Oceans are the 500-lb gorilla in the climate discussion and get precious little air time considering. Everyone knows that oceans cover two thirds of the surface of the earth. Fewer people know that the oceans have taken up a third of our carbon emissions and over 90% of the additional heat that has been trapped by anthropogenic warming. Landlubbers that we are, we have paid much less attention to the problems of over-exploitation of ocean resources and it hasn’t been until very recently that people have begun to think of oceans as providing an opportunity set.
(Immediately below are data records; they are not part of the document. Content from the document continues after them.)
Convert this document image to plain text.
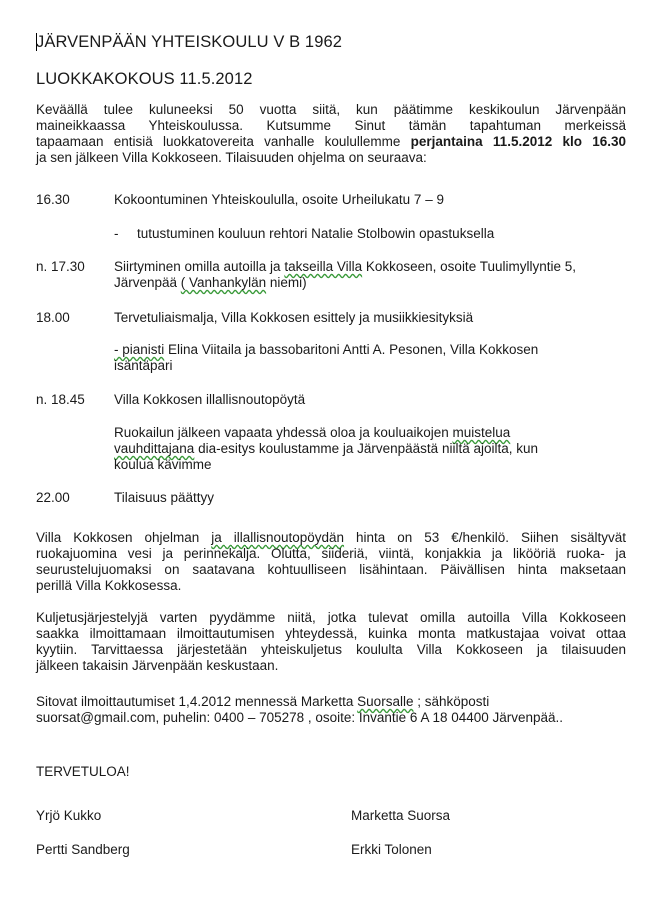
JÄRVENPÄÄN YHTEISKOULU V B 1962
LUOKKAKOKOUS 11.5.2012
Keväällä tulee kuluneeksi 50 vuotta siitä, kun päätimme keskikoulun Järvenpään
maineikkaassa Yhteiskoulussa. Kutsumme Sinut tämän tapahtuman merkeissä
tapaamaan entisiä luokkatovereita vanhalle koulullemme perjantaina 11.5.2012 klo 16.30
ja sen jälkeen Villa Kokkoseen. Tilaisuuden ohjelma on seuraava:
16.30	Kokoontuminen Yhteiskoululla, osoite Urheilukatu 7 – 9
- tutustuminen kouluun rehtori Natalie Stolbowin opastuksella
n. 17.30 Siirtyminen omilla autoilla ja takseilla Villa Kokkoseen, osoite Tuulimyllyntie 5,
Järvenpää ( Vanhankylän niemi)
18.00	Tervetuliaismalja, Villa Kokkosen esittely ja musiikkiesityksiä
- pianisti Elina Viitaila ja bassobaritoni Antti A. Pesonen, Villa Kokkosen
isäntäpari
n. 18.45 Villa Kokkosen illallisnoutopöytä
Ruokailun jälkeen vapaata yhdessä oloa ja kouluaikojen muistelua
vauhdittajana dia-esitys koulustamme ja Järvenpäästä niiltä ajoilta, kun
koulua kävimme
22.00	Tilaisuus päättyy
Villa Kokkosen ohjelman ja illallisnoutopöydän hinta on 53 €/henkilö. Siihen sisältyvät
ruokajuomina vesi ja perinnekalja. Olutta, siideriä, viintä, konjakkia ja likööriä ruoka- ja
seurustelujuomaksi on saatavana kohtuulliseen lisähintaan. Päivällisen hinta maksetaan
perillä Villa Kokkosessa.
Kuljetusjärjestelyjä varten pyydämme niitä, jotka tulevat omilla autoilla Villa Kokkoseen
saakka ilmoittamaan ilmoittautumisen yhteydessä, kuinka monta matkustajaa voivat ottaa
kyytiin. Tarvittaessa järjestetään yhteiskuljetus koululta Villa Kokkoseen ja tilaisuuden
jälkeen takaisin Järvenpään keskustaan.
Sitovat ilmoittautumiset 1,4.2012 mennessä Marketta Suorsalle ; sähköposti
suorsat@gmail.com, puhelin: 0400 – 705278 , osoite: Invantie 6 A 18 04400 Järvenpää..
TERVETULOA!
Yrjö Kukko	Marketta Suorsa
Pertti Sandberg	Erkki Tolonen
Whilst still nascent, we are at least seeing the emergence of some funds specifically focussed on the commercial and sustainability opportunities around oceans - the pioneering AquaSpark, Mirova Sustainable Oceans Fund, S2G Seafood Fund, SWEN Blue Ocean Partners, and Oceans14. I’ll take a closer look next week at some ocean-based climate solutions.
For this week’s Notes, I tuned into Peter de Menocal, director of Woods Hole Oceanographic Institute on Columbia Energy Exchange and Dr Ayana Elizabeth Johnson, founder of Urban Ocean Lab on the Vox podcast.
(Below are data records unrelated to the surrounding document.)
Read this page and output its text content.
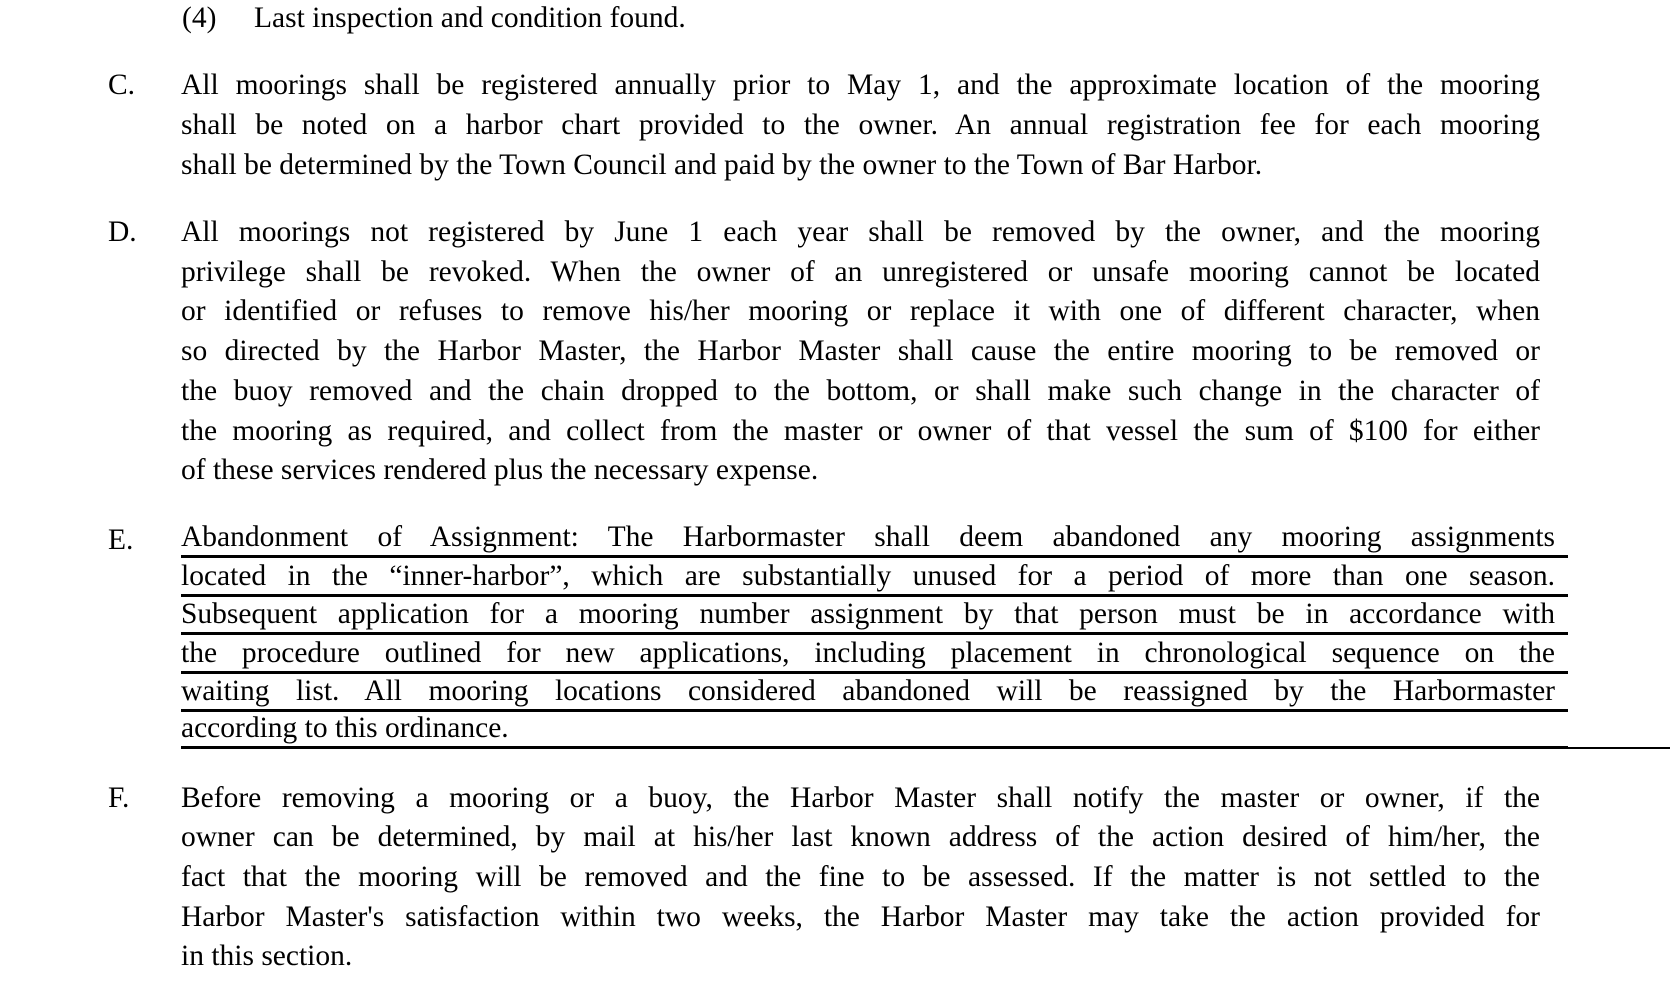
(4) Last inspection and condition found.
C. All moorings shall be registered annually prior to May 1, and the approximate location of the mooring
shall be noted on a harbor chart provided to the owner. An annual registration fee for each mooring
shall be determined by the Town Council and paid by the owner to the Town of Bar Harbor.
D. All moorings not registered by June 1 each year shall be removed by the owner, and the mooring
privilege shall be revoked. When the owner of an unregistered or unsafe mooring cannot be located
or identified or refuses to remove his/her mooring or replace it with one of different character, when
so directed by the Harbor Master, the Harbor Master shall cause the entire mooring to be removed or
the buoy removed and the chain dropped to the bottom, or shall make such change in the character of
the mooring as required, and collect from the master or owner of that vessel the sum of $100 for either
of these services rendered plus the necessary expense.
E. Abandonment of Assignment: The Harbormaster shall deem abandoned any mooring assignments
located in the “inner-harbor”, which are substantially unused for a period of more than one season.
Subsequent application for a mooring number assignment by that person must be in accordance with
the procedure outlined for new applications, including placement in chronological sequence on the
waiting list. All mooring locations considered abandoned will be reassigned by the Harbormaster
according to this ordinance.
F. Before removing a mooring or a buoy, the Harbor Master shall notify the master or owner, if the
owner can be determined, by mail at his/her last known address of the action desired of him/her, the
fact that the mooring will be removed and the fine to be assessed. If the matter is not settled to the
Harbor Master's satisfaction within two weeks, the Harbor Master may take the action provided for
in this section.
Oceans contain 40 times the amount of carbon as the atmosphere
Oceans take up about a third of carbon emissions, but fully 93% of the increase of heat energy (due to water’s much higher specific heat capacity - it takes more energy to warm 1kg of water 1 degree than 1kg air)
The oceans absorb carbon by reacting to form carbonic acid (H2CO3), which is gradually moved from the surface down to the deep ocean on the ocean conveyor belt, where it can stay for a long time - water tested on the sea floor shows carbon absorbed from the atmosphere from around 2000 years ago
Oceans aren’t just important for marine life and several hundreds of millions of people directly dependent on fishing; they are responsible for global patterns of weather, precipitation, strength of storms born at sea and regional temperatures [writing from a temperate, high-latitude location in Ireland thanks to Gulf Stream]
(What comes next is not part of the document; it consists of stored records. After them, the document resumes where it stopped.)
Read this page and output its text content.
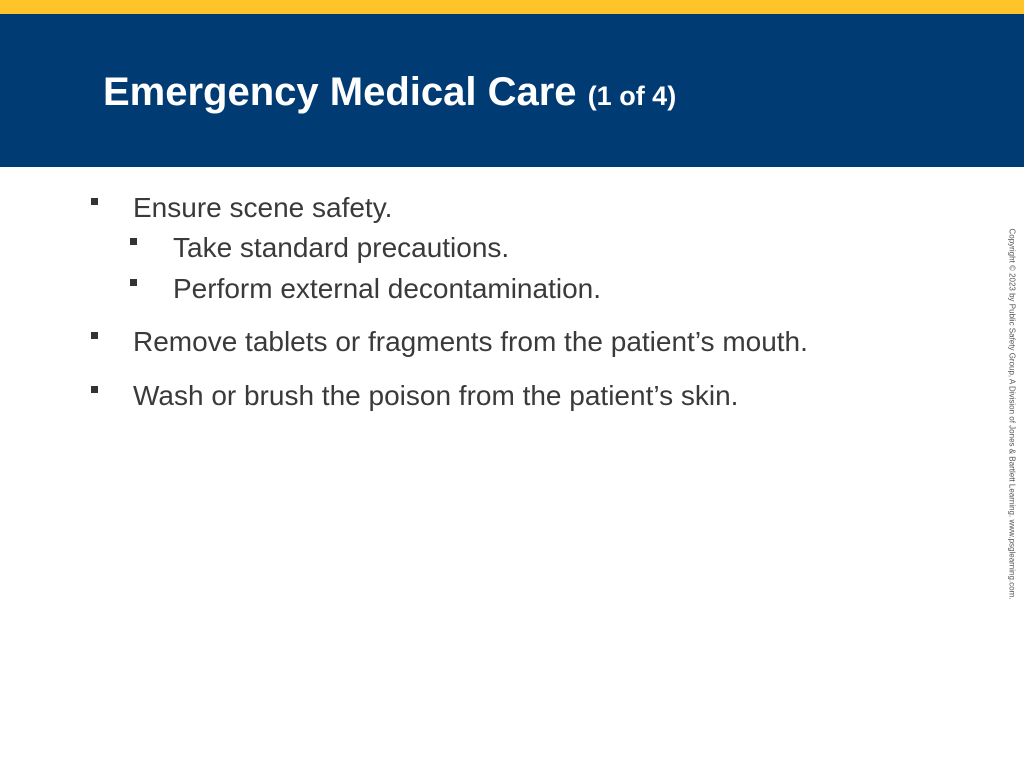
Emergency Medical Care (1 of 4)
Ensure scene safety.
Take standard precautions.
Perform external decontamination.
Remove tablets or fragments from the patient’s mouth.
Wash or brush the poison from the patient’s skin.	Copyright © 2023 by Public Safety Group, A Division of Jones & Bartlett Learning. www.psglearning.com.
Climate change creates a number of inter-related ocean challenges:
Warming - causes coral bleaching, but also contributes to changing currents
Acidification - through the absorption of carbon dioxide to form carbonic acid, makes it more difficult for crustaceans to form shells and disorientating for other marine life. The PH of the ocean has already changed measurably.
Sea rise - through two vectors - melting ice shelf / glaciers and thermal expansion (just getting bigger as it warms)
Changing currents - with warming and reduced salinity with glacier melt, decreases the density of the water and imperils the big ocean conveyor belt that takes water down from the surface at the poles
Deep ocean currents supply upwelling of nutrient-rich cold water on which vital parts of the marine ecosystem depend - e.g. anchovy fisheries in Peru
We still have a lot to learn about the ocean and its mechanisms - we can’t tell to within a 100% margin of error how much carbon passes through a given ocean layer and we’ve only mapped 20% of the ocean floor in any detail.
One of the most important efforts to understand the state of the oceans is the Argo project, which now has almost 400 buoys that pogo through the various depths of the ocean taking measurements along the way and transmitting data at the surface. (Also check Saildrone.)